Conventionally, an intake manifold is known to include a surge tank which accepts intake-air mainstream mainly containing new air and plural branch passages branched from the surge tank to introduce the intake-air mainstream to an internal combustion engine one by one.
Furthermore, an intake manifold is known, which introduces intake-air substream containing components other than new air to an internal combustion engine, together with intake-air mainstream. For example, exhaust gas recirculated to the engine (EGR gas) or blowby gas (PCV gas) obtained by ventilating a crankcase of the engine is included in the intake-air substream, which is made to join the intake-air mainstream. Hereafter, gas to be introduced into a cylinder by being contained in the intake-air substream such as EGR gas or PCV gas may be referred as target gas.
By the way, for such an intake manifold, various measurements are considered in order to restrict the ratio of the target gas from varying between cylinders, as to components of the intake air drawn into each cylinder.
For example, an intake manifold of Patent document 1 introduces intake-air substream including EGR gas as the target gas together with the intake-air mainstream, to the engine. Moreover, in the intake manifold of Patent document 1, a surge tank has the same number of ports as the branch passages, and the ports oppose to respective upstream openings of the branch passages in the surge tank. According to the intake manifold of Patent document 1, the opening area of the port is made to be smaller as departing from a feed port of the intake-air mainstream in the surge tank.
The inflow amount of the intake-air mainstream becomes smaller as the branch passage is departing from the feed port, thereby the inflow amount of the intake-air substream can be reduced as the branch passage is located more distant from the feed port. Thus, the ratio of the target gas can be equalized between the cylinders.
Moreover, an intake manifold of Patent document 2 introduces intake-air substream including PCV gas as the target gas together with the intake-air mainstream to the engine, and includes a sub-stream passage connected to each of the branch passages so as to introduce the intake-air substream to each of the branch passages. The sub-stream passage is prepared so that a pressure loss of the intake-air substream becomes equal among all of the branch passages, from a feed port of the target gas to the connection port of the branch passage.
Thereby, the ratio of the target gas can be equalized between the cylinders.
However, according to the intake manifold of Patent document 1, in a case where intake air is introduced through a specific branch passage, the intake-air substream is introduced not only from a port opposing the specific branch passage but also from the other ports. For this reason, the ratio of the target gas does not necessarily become equal between the cylinders.

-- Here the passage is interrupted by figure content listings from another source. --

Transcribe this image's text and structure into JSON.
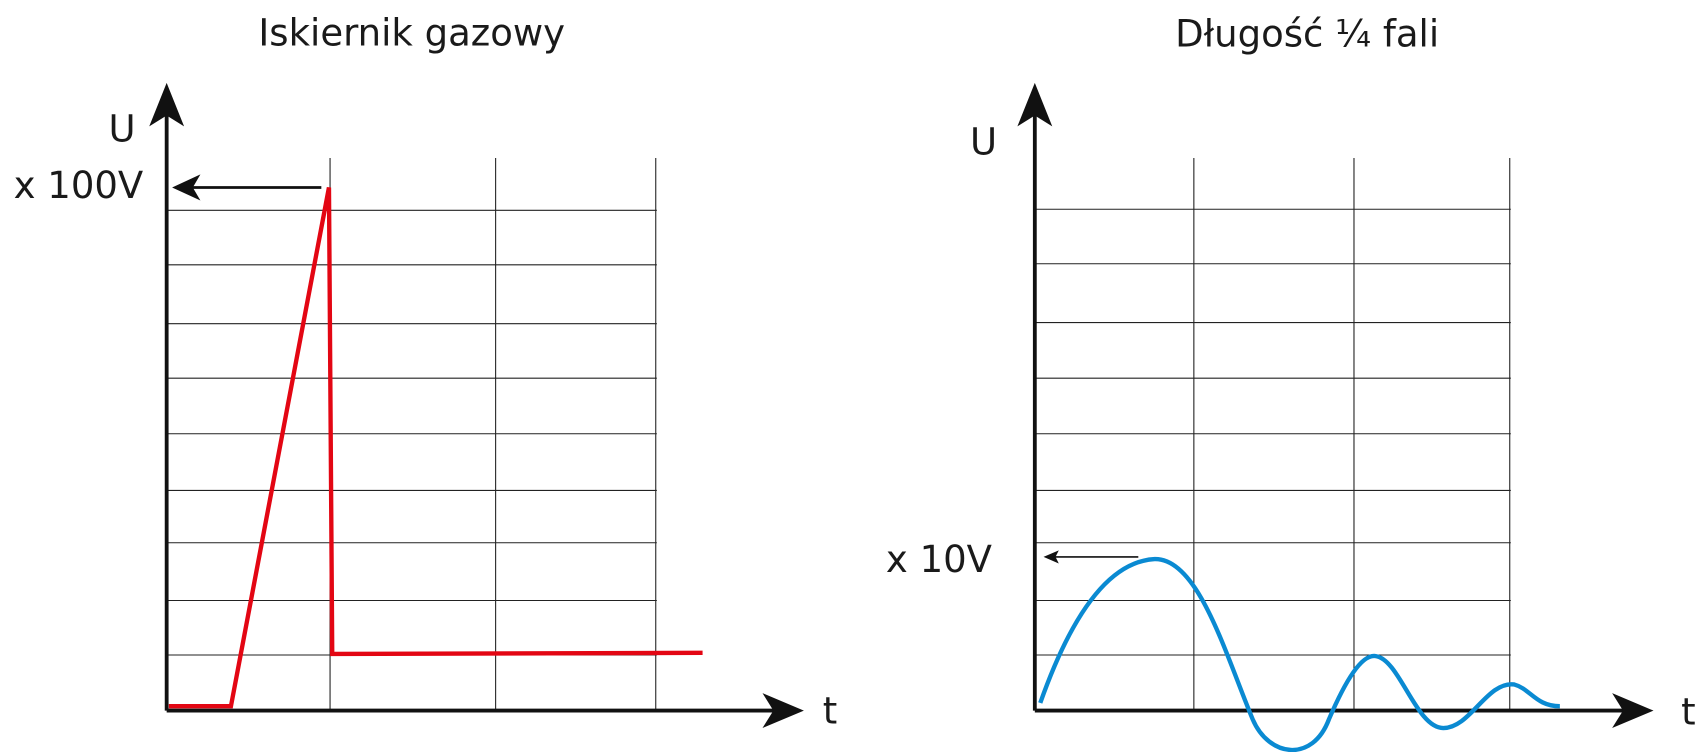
{
  "panels": [
    {
      "title": "Iskiernik gazowy",
      "y_label": "U",
      "scale_label": "x 100V",
      "x_label": "t"
    },
    {
      "title": "Długość ¼ fali",
      "y_label": "U",
      "scale_label": "x 10V",
      "x_label": "t"
    }
  ]
}
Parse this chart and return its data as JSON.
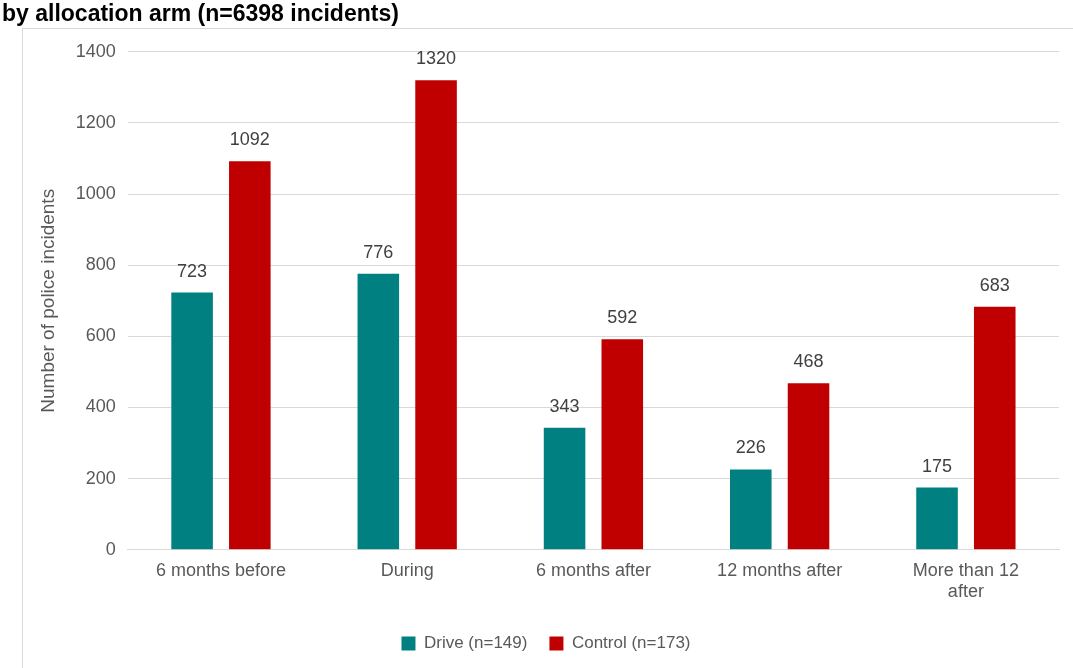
{
  "chart_data": {
    "type": "bar",
    "title": "by allocation arm (n=6398 incidents)",
    "ylabel": "Number of police incidents",
    "categories": [
      [
        "6 months before"
      ],
      [
        "During"
      ],
      [
        "6 months after"
      ],
      [
        "12 months after"
      ],
      [
        "More than 12",
        "after"
      ]
    ],
    "series": [
      {
        "name": "Drive (n=149)",
        "color": "#008080",
        "values": [
          723,
          776,
          343,
          226,
          175
        ]
      },
      {
        "name": "Control (n=173)",
        "color": "#c00000",
        "values": [
          1092,
          1320,
          592,
          468,
          683
        ]
      }
    ],
    "ylim": [
      0,
      1400
    ],
    "yticks": [
      0,
      200,
      400,
      600,
      800,
      1000,
      1200,
      1400
    ],
    "grid": "y",
    "legend": "bottom",
    "data_labels": true
  }
}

In contrast, according to the intake manifold of Patent document 2, in a case where intake air is introduced through a specific branch passage, the target gas is introduced only through a fixed passage from the feed port to the connection port of the specific branch passage, so it can be seen that the target gas will be distributed uniformly.
However, in the case where intake air is introduced through the specific branch passage in the intake manifold of Patent document 2, the intake-air substream includes a portion of intake air which remains in the other branch passages by drawing the remaining intake air through the sub-stream passage, in addition to a portion introduced from the feed port of the target gas. That is, the sub-stream passage will function also as a passage which communicates the branch passages with each other. Due to the function, in the case where intake air is introduced through the specific branch passage, a portion of the remaining intake air remaining in the other branch passage is drawn through the sub-stream passage. For this reason, the ratio of the target gas will vary between the cylinders according to the remaining amount of the target gas in the remaining intake air remaining in the other branch passage.